Asteroid mission planned by 2025
China plans to conduct at least one asteroid exploration mission before 2025, a senior space scientist said on Friday.
Ye Peijian, a leading scientist on deep-space exploration at the China Academy of Space Technology and a national political adviser, told China Daily that the asteroid mission will be carried out after the country's first Mars expedition in 2020 and before 2025.
"The detailed schedule and the target asteroid have yet to be determined, but we are working on them. We want to explore asteroids because their resources will be important to mankind's development in the future," he said.

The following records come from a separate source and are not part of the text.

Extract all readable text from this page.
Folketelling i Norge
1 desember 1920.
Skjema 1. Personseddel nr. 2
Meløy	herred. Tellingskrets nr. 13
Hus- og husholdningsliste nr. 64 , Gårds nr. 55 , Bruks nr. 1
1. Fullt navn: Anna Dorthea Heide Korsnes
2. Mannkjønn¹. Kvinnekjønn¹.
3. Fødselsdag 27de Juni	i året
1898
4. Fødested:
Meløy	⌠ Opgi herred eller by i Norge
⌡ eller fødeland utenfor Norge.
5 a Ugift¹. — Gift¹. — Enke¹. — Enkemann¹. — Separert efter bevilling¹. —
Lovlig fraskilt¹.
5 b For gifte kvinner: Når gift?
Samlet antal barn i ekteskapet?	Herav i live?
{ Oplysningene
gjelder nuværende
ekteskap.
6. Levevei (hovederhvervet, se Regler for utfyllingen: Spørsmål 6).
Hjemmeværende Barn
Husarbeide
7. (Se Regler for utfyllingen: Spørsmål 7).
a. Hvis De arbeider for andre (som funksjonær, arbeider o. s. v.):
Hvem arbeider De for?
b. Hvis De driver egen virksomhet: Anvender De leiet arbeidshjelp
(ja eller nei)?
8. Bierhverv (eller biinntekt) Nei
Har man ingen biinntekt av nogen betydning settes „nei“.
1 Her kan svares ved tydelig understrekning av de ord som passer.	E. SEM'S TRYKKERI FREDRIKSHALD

The country has also decided to send a probe to Mars to take samples and return to Earth around 2030, Ye said.
Additionally, Chinese scientists are conducting preliminary research on a Jupiter mission, he said.
In a white paper on China's space activities published in December, the China National Space Administration said that from 2017 to 2021, it would begin a feasibility study and research on key technology for explorations of Jupiter and asteroids. These deep-space expeditions will be used to help explore the origin and evolution of the solar system as well as the possibility of extraterrestrial life, the administration said.
Ji Jianghui, a researcher at the Chinese Academy of Sciences' Purple Mountain Observatory in Nanjing, Jiangsu province, told Xinhua News Agency on Wednesday that Chinese scientists' long-term plans are to fly a probe past an asteroid; to fly side by side with an asteroid for a period; and to land on a third one to conduct sampling analysis on the surface.
By now, only the United States, the European Space Agency and Japan have carried out asteroid exploration missions.
The world's first dedicated asteroid probe was the US Near Earth Asteroid Rendezvous, which was launched in February 1996 and landed on the near-Earth asteroid Eros in February 2001.
In 2006, Japan's Hayabusa became the first spacecraft to land on and return from an asteroid. It brought back a sample of material from the near-Earth asteroid 25143 Itokawa in June that year.
Pang Zhihao, a researcher of human space activity at the China Academy of Space Technology, said expeditions to asteroids will aid scientists' study of the solar system and asteroid resources and help to find methods of preventing asteroids from colliding with Earth.
Yang Yuguang, a member of the International Astronautical Federation's Space Transportation Committee, said an asteroid mission requires precision when the probe flies toward the asteroid.